Engineering Geopolymer Soil Material Using Fine Dredged Material (FDM) and Alkali-Activated Fly Ash Cement (AAFA)

Abstract

Hydraulic conductivity is a vital input parameter when designing foundations, embankments, retaining walls, or roadways. Much research has been done on methods of improving hydraulic conductivity through soil improvement techniques available today. This work investigates an engineered solution to the waste materials piling up in a disposal facility in northern Minnesota. A sample of fine dredged material (FDM) from the Erie Pier facility in Duluth, MN, was classified as sand lean clay (CL) with a hydraulic conductivity of 6.06 x 10-6 cm/s. To increase the hydraulic conductivity, Class C fly ash, an industrial by-product from the local power plant in Duluth, MN, was activated with a combination of alkaline activator solutions, sodium hydroxide (NaOH) and sodium silicate (Na2SiO3), to generate alkali-activated fly ash cement (AAFA). The AAFA cement caused FDM soil particles to flocculate, which led to an increase in particle diameters.

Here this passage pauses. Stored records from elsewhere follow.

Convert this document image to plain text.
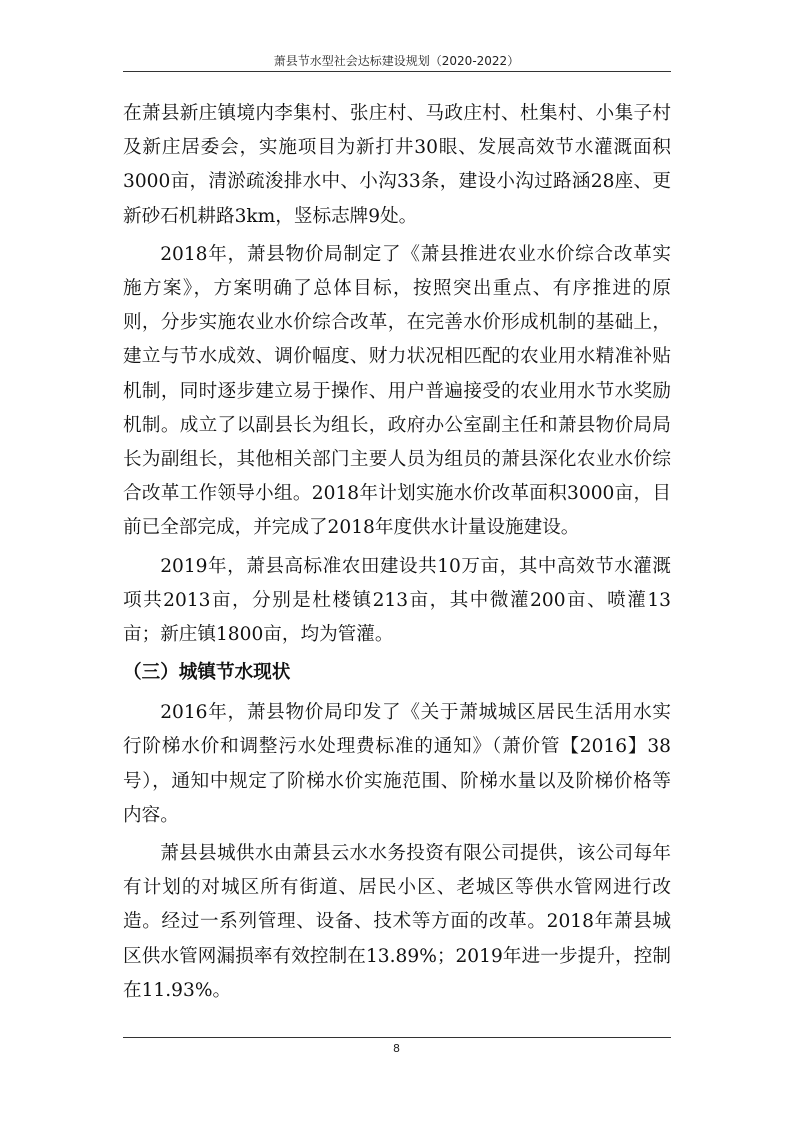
萧县节水型社会达标建设规划（2020-2022）

在萧县新庄镇境内李集村、张庄村、马政庄村、杜集村、小集子村及新庄居委会，实施项目为新打井30眼、发展高效节水灌溉面积3000亩，清淤疏浚排水中、小沟33条，建设小沟过路涵28座、更新砂石机耕路3km，竖标志牌9处。

2018年，萧县物价局制定了《萧县推进农业水价综合改革实施方案》，方案明确了总体目标，按照突出重点、有序推进的原则，分步实施农业水价综合改革，在完善水价形成机制的基础上，建立与节水成效、调价幅度、财力状况相匹配的农业用水精准补贴机制，同时逐步建立易于操作、用户普遍接受的农业用水节水奖励机制。成立了以副县长为组长，政府办公室副主任和萧县物价局局长为副组长，其他相关部门主要人员为组员的萧县深化农业水价综合改革工作领导小组。2018年计划实施水价改革面积3000亩，目前已全部完成，并完成了2018年度供水计量设施建设。

2019年，萧县高标准农田建设共10万亩，其中高效节水灌溉项共2013亩，分别是杜楼镇213亩，其中微灌200亩、喷灌13亩；新庄镇1800亩，均为管灌。

（三）城镇节水现状

2016年，萧县物价局印发了《关于萧城城区居民生活用水实行阶梯水价和调整污水处理费标准的通知》（萧价管【2016】38号），通知中规定了阶梯水价实施范围、阶梯水量以及阶梯价格等内容。

萧县县城供水由萧县云水水务投资有限公司提供，该公司每年有计划的对城区所有街道、居民小区、老城区等供水管网进行改造。经过一系列管理、设备、技术等方面的改革。2018年萧县城区供水管网漏损率有效控制在13.89%；2019年进一步提升，控制在11.93%。

8
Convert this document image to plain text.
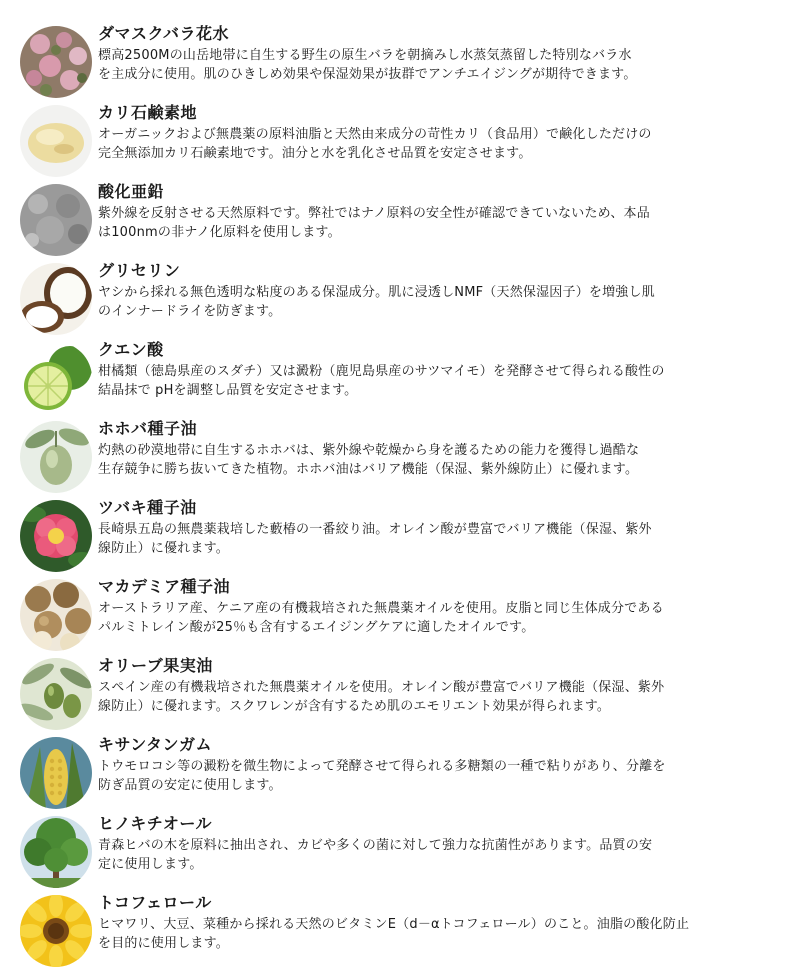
ダマスクバラ花水
標高2500Mの山岳地帯に自生する野生の原生バラを朝摘みし水蒸気蒸留した特別なバラ水
を主成分に使用。肌のひきしめ効果や保湿効果が抜群でアンチエイジングが期待できます。
カリ石鹸素地
オーガニックおよび無農薬の原料油脂と天然由来成分の苛性カリ（食品用）で鹸化しただけの
完全無添加カリ石鹸素地です。油分と水を乳化させ品質を安定させます。
酸化亜鉛
紫外線を反射させる天然原料です。弊社ではナノ原料の安全性が確認できていないため、本品
は100nmの非ナノ化原料を使用します。
グリセリン
ヤシから採れる無色透明な粘度のある保湿成分。肌に浸透しNMF（天然保湿因子）を増強し肌
のインナードライを防ぎます。
クエン酸
柑橘類（徳島県産のスダチ）又は澱粉（鹿児島県産のサツマイモ）を発酵させて得られる酸性の
結晶抹で pHを調整し品質を安定させます。
ホホバ種子油
灼熱の砂漠地帯に自生するホホバは、紫外線や乾燥から身を護るための能力を獲得し過酷な
生存競争に勝ち抜いてきた植物。ホホバ油はバリア機能（保湿、紫外線防止）に優れます。
ツバキ種子油
長崎県五島の無農薬栽培した藪椿の一番絞り油。オレイン酸が豊富でバリア機能（保湿、紫外
線防止）に優れます。
マカデミア種子油
オーストラリア産、ケニア産の有機栽培された無農薬オイルを使用。皮脂と同じ生体成分である
パルミトレイン酸が25％も含有するエイジングケアに適したオイルです。
オリーブ果実油
スペイン産の有機栽培された無農薬オイルを使用。オレイン酸が豊富でバリア機能（保湿、紫外
線防止）に優れます。スクワレンが含有するため肌のエモリエント効果が得られます。
キサンタンガム
トウモロコシ等の澱粉を微生物によって発酵させて得られる多糖類の一種で粘りがあり、分離を
防ぎ品質の安定に使用します。
ヒノキチオール
青森ヒバの木を原料に抽出され、カビや多くの菌に対して強力な抗菌性があります。品質の安
定に使用します。
トコフェロール
ヒマワリ、大豆、菜種から採れる天然のビタミンE（d－αトコフェロール）のこと。油脂の酸化防止
を目的に使用します。
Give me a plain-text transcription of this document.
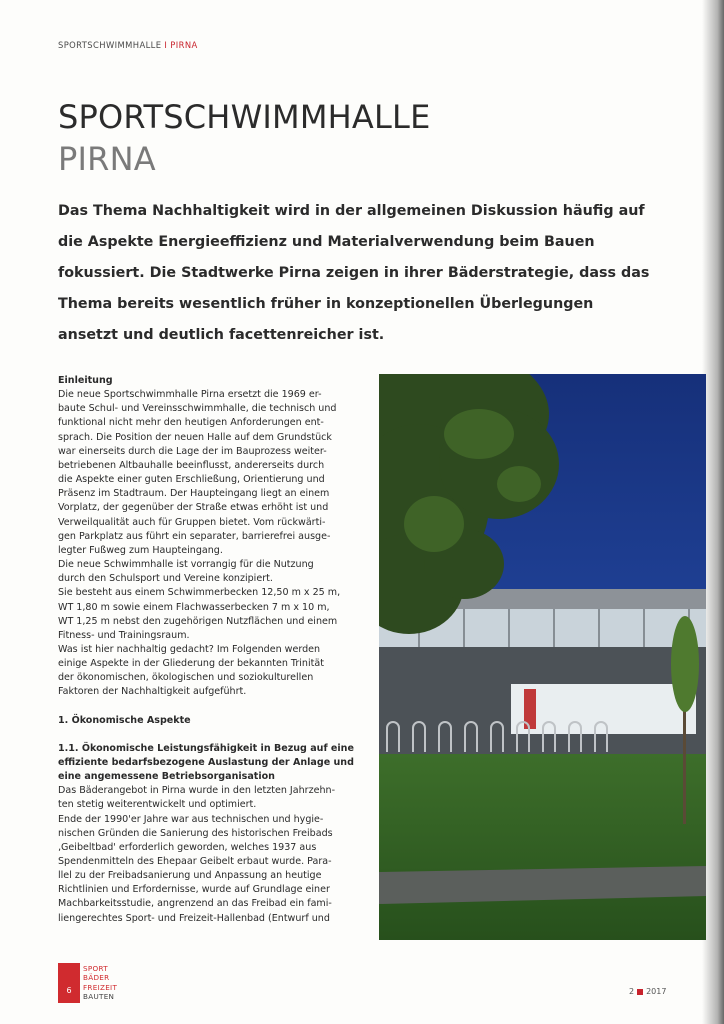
SPORTSCHWIMMHALLE I PIRNA
SPORTSCHWIMMHALLE
PIRNA

Das Thema Nachhaltigkeit wird in der allgemeinen Diskussion häufig auf
die Aspekte Energieeffizienz und Materialverwendung beim Bauen
fokussiert. Die Stadtwerke Pirna zeigen in ihrer Bäderstrategie, dass das
Thema bereits wesentlich früher in konzeptionellen Überlegungen
ansetzt und deutlich facettenreicher ist.

Einleitung

Die neue Sportschwimmhalle Pirna ersetzt die 1969 er-
baute Schul- und Vereinsschwimmhalle, die technisch und
funktional nicht mehr den heutigen Anforderungen ent-
sprach. Die Position der neuen Halle auf dem Grundstück
war einerseits durch die Lage der im Bauprozess weiter-
betriebenen Altbauhalle beeinflusst, andererseits durch
die Aspekte einer guten Erschließung, Orientierung und
Präsenz im Stadtraum. Der Haupteingang liegt an einem
Vorplatz, der gegenüber der Straße etwas erhöht ist und
Verweilqualität auch für Gruppen bietet. Vom rückwärti-
gen Parkplatz aus führt ein separater, barrierefrei ausge-
legter Fußweg zum Haupteingang.

Die neue Schwimmhalle ist vorrangig für die Nutzung
durch den Schulsport und Vereine konzipiert.
Sie besteht aus einem Schwimmerbecken 12,50 m x 25 m,
WT 1,80 m sowie einem Flachwasserbecken 7 m x 10 m,
WT 1,25 m nebst den zugehörigen Nutzflächen und einem
Fitness- und Trainingsraum.

Was ist hier nachhaltig gedacht? Im Folgenden werden
einige Aspekte in der Gliederung der bekannten Trinität
der ökonomischen, ökologischen und soziokulturellen
Faktoren der Nachhaltigkeit aufgeführt.

1. Ökonomische Aspekte

1.1. Ökonomische Leistungsfähigkeit in Bezug auf eine
effiziente bedarfsbezogene Auslastung der Anlage und
eine angemessene Betriebsorganisation

Das Bäderangebot in Pirna wurde in den letzten Jahrzehn-
ten stetig weiterentwickelt und optimiert.

Ende der 1990'er Jahre war aus technischen und hygie-
nischen Gründen die Sanierung des historischen Freibads
‚Geibeltbad' erforderlich geworden, welches 1937 aus
Spendenmitteln des Ehepaar Geibelt erbaut wurde. Para-
llel zu der Freibadsanierung und Anpassung an heutige
Richtlinien und Erfordernisse, wurde auf Grundlage einer
Machbarkeitsstudie, angrenzend an das Freibad ein fami-
liengerechtes Sport- und Freizeit-Hallenbad (Entwurf und

6
SPORT
BÄDER
FREIZEIT
BAUTEN
2 2017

This new product, engineered geopolymer soil (EGS), was classified as poorly graded sand (SP) with a hydraulic conductivity at least two orders of magnitude higher than that of the original FDM. This technique improved the hydraulic conductivity of fine-dredged material and could contribute to the efforts of increasing reuse of waste by-products for engineered fill applications.